Baca: 2019, Tarif Pajak Penghasilan Diprediksi Turun
Revisi sejumlah undang-undang perpajakan diprediksi tak akan rampung pada tahun depan. Tahun ini juga, kata Anggota Komisi Keuangan dan Perbankan Dewan Perwakilan Rakyat, Andreas Eddy Susetyo, wacana pemerintah menurunkan tarif PPh yang sekaligus menjadi rangkaian reformasi perpajakan melalui instrumen undang-undang tak akan terealisasi.
“Tahun ini sudah pemanasan pemilu, tahun depan anggota Dewan pasti akan fokus di daerah pemilihan masing-masing,” kata dia, Selasa, 7 Februari 2017.

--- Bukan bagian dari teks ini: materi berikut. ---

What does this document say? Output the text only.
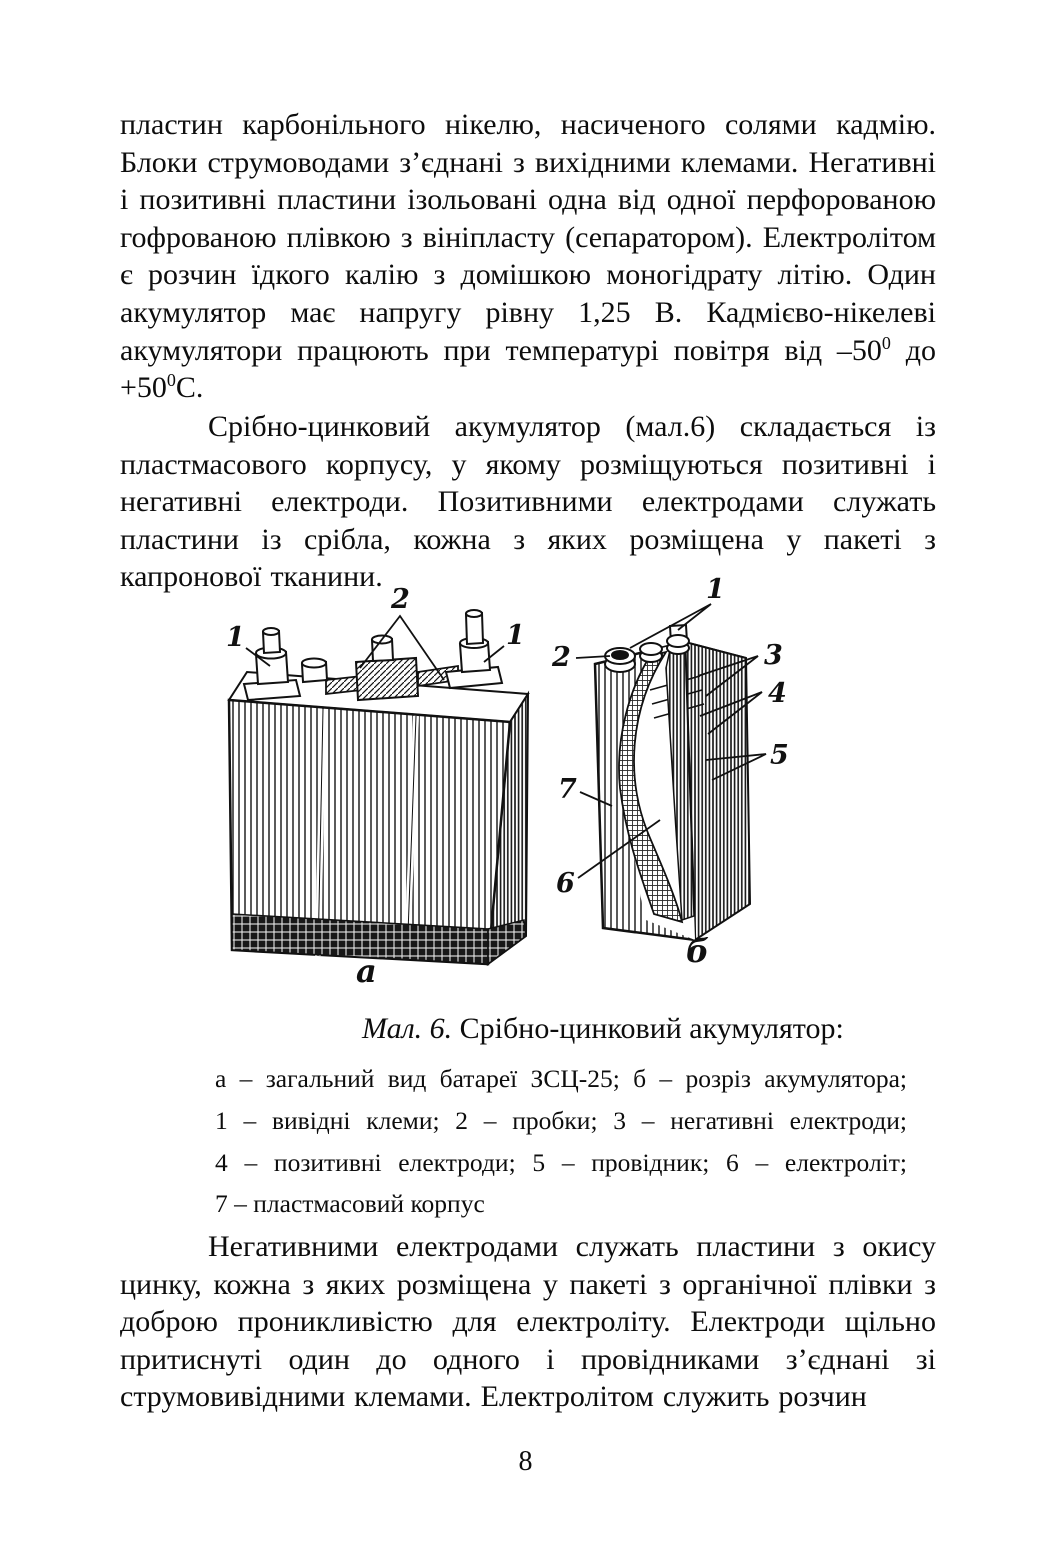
пластин карбонільного нікелю, насиченого солями кадмію. Блоки струмоводами з’єднані з вихідними клемами. Негативні і позитивні пластини ізольовані одна від одної перфорованою гофрованою плівкою з вініпласту (сепаратором). Електролітом є розчин їдкого калію з домішкою моногідрату літію. Один акумулятор має напругу рівну 1,25 В. Кадмієво-нікелеві акумулятори працюють при температурі повітря від $-50^0$ до $+50^0С$.
Срібно-цинковий акумулятор (мал.6) складається із пластмасового корпусу, у якому розміщуються позитивні і негативні електроди. Позитивними електродами служать пластини із срібла, кожна з яких розміщена у пакеті з капронової тканини.
1
2
1
а
1
2	3
4
5
6
7
б
Мал. 6. Срібно-цинковий акумулятор:
а – загальний вид батареї ЗСЦ-25; б – розріз акумулятора;
1 – вивідні клеми; 2 – пробки; 3 – негативні електроди;
4 – позитивні електроди; 5 – провідник; 6 – електроліт;
7 – пластмасовий корпус
Негативними електродами служать пластини з окису цинку, кожна з яких розміщена у пакеті з органічної плівки з доброю проникливістю для електроліту. Електроди щільно притиснуті один до одного і провідниками з’єднані зі струмовивідними клемами. Електролітом служить розчин
8
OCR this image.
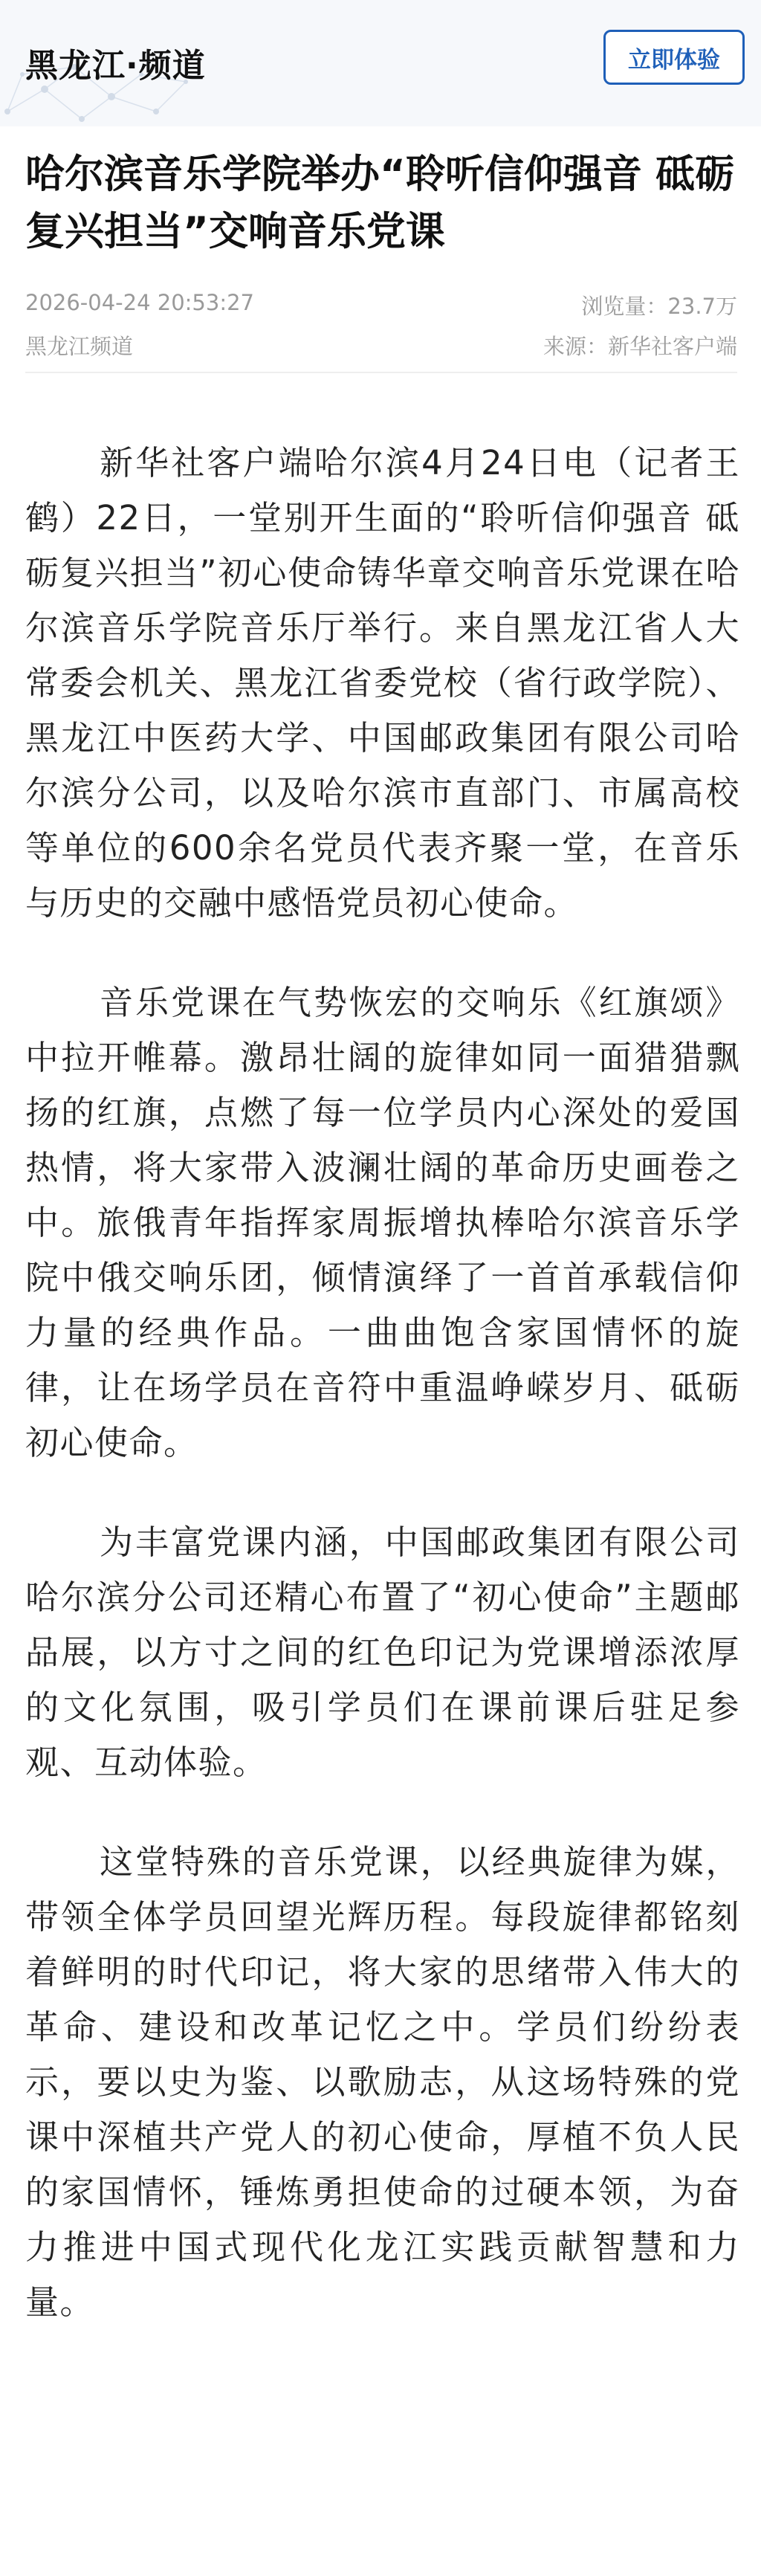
黑龙江·频道	立即体验
哈尔滨音乐学院举办“聆听信仰强音 砥砺复兴担当”交响音乐党课
2026-04-24 20:53:27	浏览量：23.7万
黑龙江频道	来源：新华社客户端

新华社客户端哈尔滨4月24日电（记者王鹤）22日，一堂别开生面的“聆听信仰强音 砥砺复兴担当”初心使命铸华章交响音乐党课在哈尔滨音乐学院音乐厅举行。来自黑龙江省人大常委会机关、黑龙江省委党校（省行政学院）、黑龙江中医药大学、中国邮政集团有限公司哈尔滨分公司，以及哈尔滨市直部门、市属高校等单位的600余名党员代表齐聚一堂，在音乐与历史的交融中感悟党员初心使命。

音乐党课在气势恢宏的交响乐《红旗颂》中拉开帷幕。激昂壮阔的旋律如同一面猎猎飘扬的红旗，点燃了每一位学员内心深处的爱国热情，将大家带入波澜壮阔的革命历史画卷之中。旅俄青年指挥家周振增执棒哈尔滨音乐学院中俄交响乐团，倾情演绎了一首首承载信仰力量的经典作品。一曲曲饱含家国情怀的旋律，让在场学员在音符中重温峥嵘岁月、砥砺初心使命。

为丰富党课内涵，中国邮政集团有限公司哈尔滨分公司还精心布置了“初心使命”主题邮品展，以方寸之间的红色印记为党课增添浓厚的文化氛围，吸引学员们在课前课后驻足参观、互动体验。

这堂特殊的音乐党课，以经典旋律为媒，带领全体学员回望光辉历程。每段旋律都铭刻着鲜明的时代印记，将大家的思绪带入伟大的革命、建设和改革记忆之中。学员们纷纷表示，要以史为鉴、以歌励志，从这场特殊的党课中深植共产党人的初心使命，厚植不负人民的家国情怀，锤炼勇担使命的过硬本领，为奋力推进中国式现代化龙江实践贡献智慧和力量。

Revisi Undang-Undang PPh merupakan satu dari rentetan agenda revisi Undang-Undang Perpajakan. Selain PPh, KUP, PNBP, dan pajak pertambahan nilai (PPN), pemerintah bersama parlemen berencana merevisi Undang-Undang Otoritas Jasa Keuangan dan Bank Indonesia. Pemerintah mewacanakan penurunan tarif PPh untuk meningkatkan daya saing dalam negeri di tengah persaingan global. PPh badan, misalnya, saat ini bertarif 25 persen, memiliki selisih 8 persen dari tarif di Singapura.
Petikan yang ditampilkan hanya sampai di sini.